News - 02.12.11
Argentine wine: Uncorking a Great Surprise
A group of British journalists visited Argentina between November 11 and 19, following an invitation by Wines of Argentina, in the framework of a program financed by the Federal Council of Investment.
A group of British journalists visited Argentina between November 11 and 19, following an invitation by Wines of Argentina, in the framework of a program financed by the Federal Council of Investment. The aim of this program is to promote Argentine winemaking and invite visitors to tour the country’s wine regions and get a taste of their gastronomy.
The group visited Buenos Aires, Cafayate and Mendoza and was integrated by Anthea Gerrie (The Independent and Jewish Chronicle); David Gerrie (freelance writer for Food & Travel, The Daily Telegraph and Daily Mail); Dave Drummond (Eat Me Magazine) and Rosie Birkett (Squares Mile and other Lifestyle magazines).
Their activities in Argentina included a tasting of Patagonian wines in Buenos Aires and visits and tastings in wineries of Cafayate and Mendoza.
“The best story I have to tell involves the blends and the number of varietals that are being developed in this region,” said Anthea Gerrie, who added that in general, in wine stores, people get a different impression of Argentina. “It will be good to say that when it comes to wine, Argentina is so much more than Malbec. On the other hand, Malbec is such a good ambassador that people may never stop buying it, because they love it too much.”
Gerrie commented that this was her first visit to Argentina’s wine country, but she had visited Buenos Aires two years before, when she tasted Argentine wines and was particularly surprised by the differences she noticed between them and Chilean wines. She was also impressed by the vast vineyards she could see in our country.
With respect to Torrontés, she added, “I know that the most famous Torrontés wines come from the North, but I loved the ones I tasted in Mendoza, though I also found some good blends among the ones I tasted in the Northern part of your country.” She also made special mention of the Chardonnays – particularly those of Patagonia –, which she described as “a pleasant surprise”.
David Gerrie and Dave Drummond, in turn, agreed that it is important to educate consumers and trade members.
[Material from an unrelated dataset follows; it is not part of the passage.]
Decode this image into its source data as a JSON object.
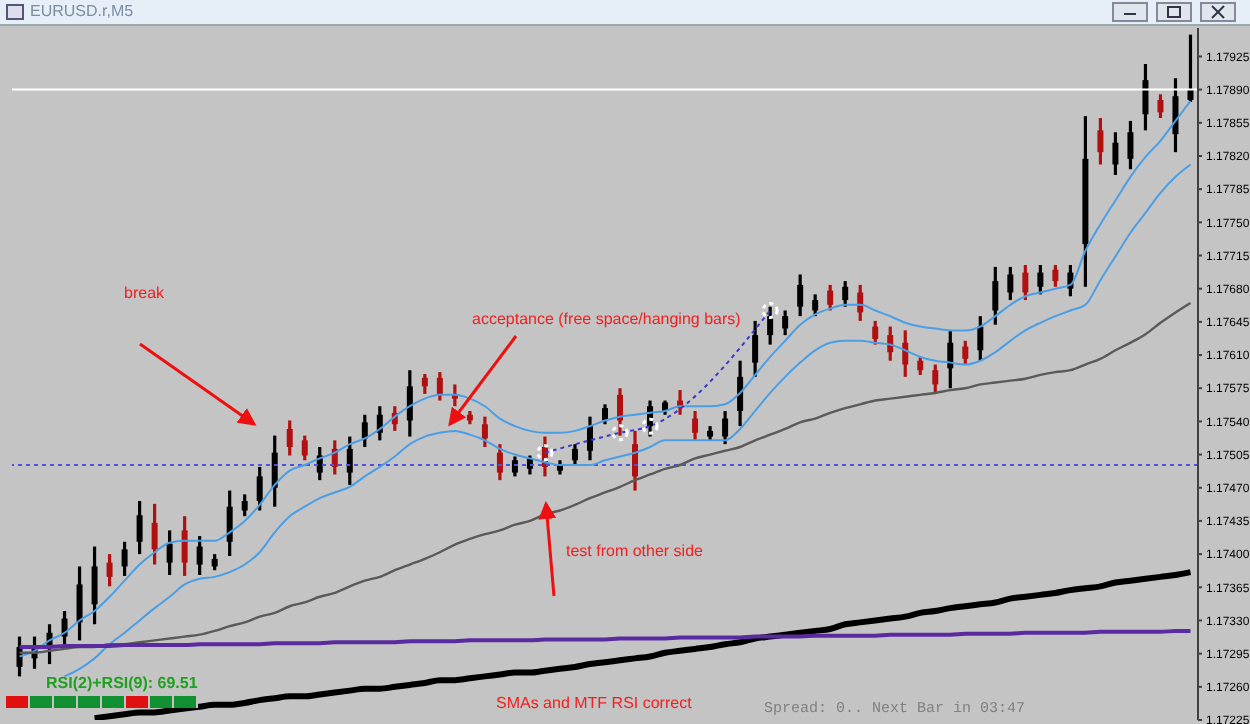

In addition, they referred to a new generation of consumers who are not loyal to brands, but wish to discover new wines and constantly change their options: “They can represent a great market for the industry.”
The journalists commented that “when people think of French wine, they know they will spend between 10 and 20 pounds, but when it comes to Argentine wine, the quality is extremely high and the price is much lower.” They also explained that the problem with Argentine wine is that it is less known than Chilean wines or the least known European wines: “Educate, educate and educate: that is how people will discover the marvelous varietals and blends that Argentina has, and at very good prices. English consumers favor supermarket price points and seek to buy wines between 7 and 8 pounds. They need to know that they are in for a very pleasant surprise when they uncork the bottle.”
According to a report by Caucasia, for the period from January to August 2011, exports into the United Kingdom amounted to USD 30,347,500 FOB, which represents a 9.1% increase with respect to the same period in 2010. Exports of 9-liter boxes reached USD 1,022,405. The average price is USD 29,71 FOB per 9-liter box, which represents a 15.48% increase with respect to the same period in 2010.